#### Investigating Airplane Accidents
Using search algorithms and data structures to explore airplane accident data.

In [1]:
import pandas as pd
import numpy as np
import datetime
aviation_list =[]

In [2]:
with open("AviationData.txt",'r') as f:
    aviation_data = f.readlines()
    for line in aviation_data:
        lines_split = line.split('|')
        aviation_list.append([r.strip() for r in lines_split]) 
    

In [3]:
#Algorith should be modular and abstract
def linearsearch_code(code):
    lax_code=[] 
    for row in aviation_list:
        if code in row:
            lax_code.append(row)
    return lax_code

codes = linearsearch_code("LAX94LA336")
        
codes   

[['20001218X45447',
  'Accident',
  'LAX94LA336',
  '07/19/1962',
  'BRIDGEPORT, CA',
  'United States',
  '',
  '',
  '',
  '',
  'Fatal(4)',
  'Destroyed',
  '',
  'N5069P',
  'PIPER',
  'PA24-180',
  'No',
  '1',
  'Reciprocating',
  '',
  '',
  'Personal',
  '',
  '4',
  '0',
  '0',
  '0',
  'UNK',
  'UNKNOWN',
  'Probable Cause',
  '09/19/1996',
  '']]

#### Hash Tables

Working with Hash Tables.
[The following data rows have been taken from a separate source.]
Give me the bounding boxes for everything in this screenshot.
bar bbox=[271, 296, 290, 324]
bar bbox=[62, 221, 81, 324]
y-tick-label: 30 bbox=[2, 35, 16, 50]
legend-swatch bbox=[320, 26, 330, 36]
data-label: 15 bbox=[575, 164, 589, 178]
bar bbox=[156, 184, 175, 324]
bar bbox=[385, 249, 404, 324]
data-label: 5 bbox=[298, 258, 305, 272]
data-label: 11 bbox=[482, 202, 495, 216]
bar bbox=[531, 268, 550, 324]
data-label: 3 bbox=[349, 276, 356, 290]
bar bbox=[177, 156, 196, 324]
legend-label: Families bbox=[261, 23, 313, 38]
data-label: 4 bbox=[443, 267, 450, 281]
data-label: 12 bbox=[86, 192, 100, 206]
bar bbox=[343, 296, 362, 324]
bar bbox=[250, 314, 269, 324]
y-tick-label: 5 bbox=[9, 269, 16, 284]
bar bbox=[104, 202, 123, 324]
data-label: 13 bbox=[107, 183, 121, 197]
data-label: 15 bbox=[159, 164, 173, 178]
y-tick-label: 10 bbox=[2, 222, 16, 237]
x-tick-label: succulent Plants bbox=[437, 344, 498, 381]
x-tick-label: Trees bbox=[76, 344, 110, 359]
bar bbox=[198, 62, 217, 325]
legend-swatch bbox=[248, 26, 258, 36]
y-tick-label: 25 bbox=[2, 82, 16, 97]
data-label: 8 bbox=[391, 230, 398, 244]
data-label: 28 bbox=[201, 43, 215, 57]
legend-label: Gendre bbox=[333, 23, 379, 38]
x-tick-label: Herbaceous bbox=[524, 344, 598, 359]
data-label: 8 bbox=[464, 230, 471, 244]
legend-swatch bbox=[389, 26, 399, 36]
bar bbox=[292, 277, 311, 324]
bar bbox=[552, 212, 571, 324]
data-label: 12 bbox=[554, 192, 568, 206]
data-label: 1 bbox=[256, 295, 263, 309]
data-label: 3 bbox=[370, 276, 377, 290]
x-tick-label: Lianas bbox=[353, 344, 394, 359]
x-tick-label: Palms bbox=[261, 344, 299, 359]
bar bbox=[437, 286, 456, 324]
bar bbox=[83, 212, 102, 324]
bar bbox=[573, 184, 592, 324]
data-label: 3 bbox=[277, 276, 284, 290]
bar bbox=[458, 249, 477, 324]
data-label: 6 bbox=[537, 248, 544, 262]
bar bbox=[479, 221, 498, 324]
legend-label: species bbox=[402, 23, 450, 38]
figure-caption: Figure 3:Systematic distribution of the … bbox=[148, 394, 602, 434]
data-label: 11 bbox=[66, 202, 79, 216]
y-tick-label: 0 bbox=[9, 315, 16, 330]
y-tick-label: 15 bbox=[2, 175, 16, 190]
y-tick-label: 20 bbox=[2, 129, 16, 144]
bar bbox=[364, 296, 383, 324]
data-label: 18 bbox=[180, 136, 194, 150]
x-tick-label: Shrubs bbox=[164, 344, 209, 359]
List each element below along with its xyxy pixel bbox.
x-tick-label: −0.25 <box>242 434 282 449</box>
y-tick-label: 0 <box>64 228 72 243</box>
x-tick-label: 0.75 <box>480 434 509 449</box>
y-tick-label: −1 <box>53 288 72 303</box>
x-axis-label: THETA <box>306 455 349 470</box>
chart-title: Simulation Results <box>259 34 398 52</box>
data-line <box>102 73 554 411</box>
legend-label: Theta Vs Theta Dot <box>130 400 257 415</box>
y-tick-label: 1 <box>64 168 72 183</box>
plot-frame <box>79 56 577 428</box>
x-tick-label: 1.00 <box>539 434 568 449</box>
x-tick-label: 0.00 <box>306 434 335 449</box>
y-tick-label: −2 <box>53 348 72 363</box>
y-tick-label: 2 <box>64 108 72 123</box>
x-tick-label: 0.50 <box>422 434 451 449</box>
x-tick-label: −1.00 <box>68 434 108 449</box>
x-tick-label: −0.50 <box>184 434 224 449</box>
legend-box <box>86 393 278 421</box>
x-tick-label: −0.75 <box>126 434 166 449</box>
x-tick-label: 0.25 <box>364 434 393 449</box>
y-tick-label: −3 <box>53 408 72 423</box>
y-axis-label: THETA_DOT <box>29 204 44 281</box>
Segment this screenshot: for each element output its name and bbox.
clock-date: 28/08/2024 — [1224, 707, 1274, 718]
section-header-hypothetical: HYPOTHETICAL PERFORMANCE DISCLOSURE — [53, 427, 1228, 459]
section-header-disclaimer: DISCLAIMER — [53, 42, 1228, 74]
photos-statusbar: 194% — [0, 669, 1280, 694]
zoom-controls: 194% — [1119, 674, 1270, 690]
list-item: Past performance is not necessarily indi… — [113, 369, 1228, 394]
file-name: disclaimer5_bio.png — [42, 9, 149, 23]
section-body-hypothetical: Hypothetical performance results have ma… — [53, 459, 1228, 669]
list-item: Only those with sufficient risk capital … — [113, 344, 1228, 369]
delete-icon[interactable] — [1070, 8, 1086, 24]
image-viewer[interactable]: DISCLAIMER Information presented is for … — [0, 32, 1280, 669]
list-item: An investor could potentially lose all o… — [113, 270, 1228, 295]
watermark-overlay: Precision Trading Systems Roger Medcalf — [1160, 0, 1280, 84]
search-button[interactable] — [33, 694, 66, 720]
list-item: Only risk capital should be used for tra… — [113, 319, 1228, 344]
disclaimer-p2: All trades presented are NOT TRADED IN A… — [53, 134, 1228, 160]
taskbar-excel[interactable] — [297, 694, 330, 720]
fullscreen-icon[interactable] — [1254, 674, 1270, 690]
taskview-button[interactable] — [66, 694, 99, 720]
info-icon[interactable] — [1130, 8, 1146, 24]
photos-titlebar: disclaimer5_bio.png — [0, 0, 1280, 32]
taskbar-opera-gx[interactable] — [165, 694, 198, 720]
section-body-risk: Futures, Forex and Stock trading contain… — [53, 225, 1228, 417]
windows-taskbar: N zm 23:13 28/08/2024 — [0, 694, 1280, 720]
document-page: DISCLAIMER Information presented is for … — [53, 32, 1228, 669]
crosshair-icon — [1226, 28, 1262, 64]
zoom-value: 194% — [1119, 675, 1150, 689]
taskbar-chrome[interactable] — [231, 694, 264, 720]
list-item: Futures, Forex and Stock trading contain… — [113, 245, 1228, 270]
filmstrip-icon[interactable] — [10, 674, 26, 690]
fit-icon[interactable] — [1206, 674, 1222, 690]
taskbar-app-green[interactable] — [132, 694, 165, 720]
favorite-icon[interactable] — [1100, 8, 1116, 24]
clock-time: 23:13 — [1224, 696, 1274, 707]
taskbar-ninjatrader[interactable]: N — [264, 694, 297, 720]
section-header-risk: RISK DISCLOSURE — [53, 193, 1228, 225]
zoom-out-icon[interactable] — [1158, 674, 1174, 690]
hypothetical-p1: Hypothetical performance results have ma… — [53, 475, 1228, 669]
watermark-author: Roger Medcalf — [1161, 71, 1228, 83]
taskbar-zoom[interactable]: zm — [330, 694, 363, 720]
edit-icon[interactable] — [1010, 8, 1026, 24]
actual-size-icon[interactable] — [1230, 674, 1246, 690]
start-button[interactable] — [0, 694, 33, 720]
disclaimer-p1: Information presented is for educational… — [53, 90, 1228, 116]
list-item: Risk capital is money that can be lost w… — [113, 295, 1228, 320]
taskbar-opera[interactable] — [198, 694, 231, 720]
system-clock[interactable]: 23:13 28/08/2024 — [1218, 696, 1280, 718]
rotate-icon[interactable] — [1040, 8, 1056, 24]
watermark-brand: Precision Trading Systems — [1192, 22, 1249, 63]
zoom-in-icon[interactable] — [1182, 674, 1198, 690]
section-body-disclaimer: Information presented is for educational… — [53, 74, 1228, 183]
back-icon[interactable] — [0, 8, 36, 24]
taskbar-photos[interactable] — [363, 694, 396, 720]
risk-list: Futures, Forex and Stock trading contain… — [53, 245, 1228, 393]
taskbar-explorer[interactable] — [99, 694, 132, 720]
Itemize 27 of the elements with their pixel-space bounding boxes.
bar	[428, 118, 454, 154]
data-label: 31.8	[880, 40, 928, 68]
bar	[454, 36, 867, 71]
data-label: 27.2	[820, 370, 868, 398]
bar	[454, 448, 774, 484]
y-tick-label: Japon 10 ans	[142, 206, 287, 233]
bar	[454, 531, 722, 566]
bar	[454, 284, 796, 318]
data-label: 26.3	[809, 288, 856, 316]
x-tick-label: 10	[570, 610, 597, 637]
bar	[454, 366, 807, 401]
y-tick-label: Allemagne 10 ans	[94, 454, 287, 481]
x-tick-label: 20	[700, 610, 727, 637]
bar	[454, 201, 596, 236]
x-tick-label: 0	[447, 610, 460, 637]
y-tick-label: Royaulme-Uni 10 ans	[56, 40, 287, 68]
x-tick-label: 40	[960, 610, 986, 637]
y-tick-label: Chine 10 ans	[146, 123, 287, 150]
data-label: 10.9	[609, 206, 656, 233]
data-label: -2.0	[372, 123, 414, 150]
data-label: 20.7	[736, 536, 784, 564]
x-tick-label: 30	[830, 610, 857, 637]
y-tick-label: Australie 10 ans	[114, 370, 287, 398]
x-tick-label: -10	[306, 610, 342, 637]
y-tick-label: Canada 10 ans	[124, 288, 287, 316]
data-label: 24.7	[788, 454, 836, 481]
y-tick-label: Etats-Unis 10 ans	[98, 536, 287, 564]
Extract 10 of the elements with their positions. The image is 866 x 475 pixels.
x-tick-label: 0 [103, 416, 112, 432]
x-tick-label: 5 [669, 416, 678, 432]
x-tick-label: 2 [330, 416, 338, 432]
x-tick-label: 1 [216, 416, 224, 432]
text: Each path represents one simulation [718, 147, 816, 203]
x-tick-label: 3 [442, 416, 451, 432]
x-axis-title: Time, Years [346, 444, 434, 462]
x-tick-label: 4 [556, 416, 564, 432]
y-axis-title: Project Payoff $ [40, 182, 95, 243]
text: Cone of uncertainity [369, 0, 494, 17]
Hash Tables is a data structure that stores data based on keys-value pairs.A dictionary is most common form of a hash table

In [4]:
aviation_dict_list= []
headers= aviation_data[0].split("|")
for i, line in enumerate(aviation_data):
    l = line.strip().split("|")
    d={k.strip():d.strip() for k,d in zip(headers, l)}
    aviation_dict_list.append(d)

In [5]:
lax_dict=[]
for d in aviation_dict_list:
    if "LAX94LA336" in d.values():
        lax_dict.append(d)    
        
lax_dict        

[{'Event Id': '20001218X45447',
  'Investigation Type': 'Accident',
  'Accident Number': 'LAX94LA336',
  'Event Date': '07/19/1962',
  'Location': 'BRIDGEPORT, CA',
  'Country': 'United States',
  'Latitude': '',
  'Longitude': '',
  'Airport Code': '',
  'Airport Name': '',
  'Injury Severity': 'Fatal(4)',
  'Aircraft Damage': 'Destroyed',
  'Aircraft Category': '',
  'Registration Number': 'N5069P',
  'Make': 'PIPER',
  'Model': 'PA24-180',
  'Amateur Built': 'No',
  'Number of Engines': '1',
  'Engine Type': 'Reciprocating',
  'FAR Description': '',
  'Schedule': '',
  'Purpose of Flight': 'Personal',
  'Air Carrier': '',
  'Total Fatal Injuries': '4',
  'Total Serious Injuries': '0',
  'Total Minor Injuries': '0',
  'Total Uninjured': '0',
  'Weather Condition': 'UNK',
  'Broad Phase of Flight': 'UNKNOWN',
  'Report Status': 'Probable Cause',
  'Publication Date': '09/19/1996',
  '': ''}]

Accessing and storing data in hash tables is very quick.however, using a hash table uses lot of memory

#### Accidents by U.S. State

##### Count how many accidents happend in the U.S state

In [6]:
aviation_dict_list

[{'Event Id': 'Event Id',
  'Investigation Type': 'Investigation Type',
  'Accident Number': 'Accident Number',
  'Event Date': 'Event Date',
  'Location': 'Location',
  'Country': 'Country',
  'Latitude': 'Latitude',
  'Longitude': 'Longitude',
  'Airport Code': 'Airport Code',
  'Airport Name': 'Airport Name',
  'Injury Severity': 'Injury Severity',
  'Aircraft Damage': 'Aircraft Damage',
  'Aircraft Category': 'Aircraft Category',
  'Registration Number': 'Registration Number',
  'Make': 'Make',
  'Model': 'Model',
  'Amateur Built': 'Amateur Built',
  'Number of Engines': 'Number of Engines',
  'Engine Type': 'Engine Type',
  'FAR Description': 'FAR Description',
  'Schedule': 'Schedule',
  'Purpose of Flight': 'Purpose of Flight',
  'Air Carrier': 'Air Carrier',
  'Total Fatal Injuries': 'Total Fatal Injuries',
  'Total Serious Injuries': 'Total Serious Injuries',
  'Total Minor Injuries': 'Total Minor Injuries',
  'Total Uninjured': 'Total Uninjured',
  'Weather Condition': 'Weat

In [7]:
from collections import Counter
states=[]
for r in aviation_dict_list:
    if r["Country"] == "United States" and ',' in r["Location"]:
        state = r["Location"].split(',')[1].strip()
        if len(state)==2:
            states.append(state)
            
state_accidents = Counter(states)
state_accidents.most_common(5)

[('CA', 8654), ('TX', 5666), ('FL', 5634), ('AK', 5470), ('AZ', 2736)]

In [8]:
#sorted(state_accidents.items(), key=lambda pair: pair[1], reverse=True)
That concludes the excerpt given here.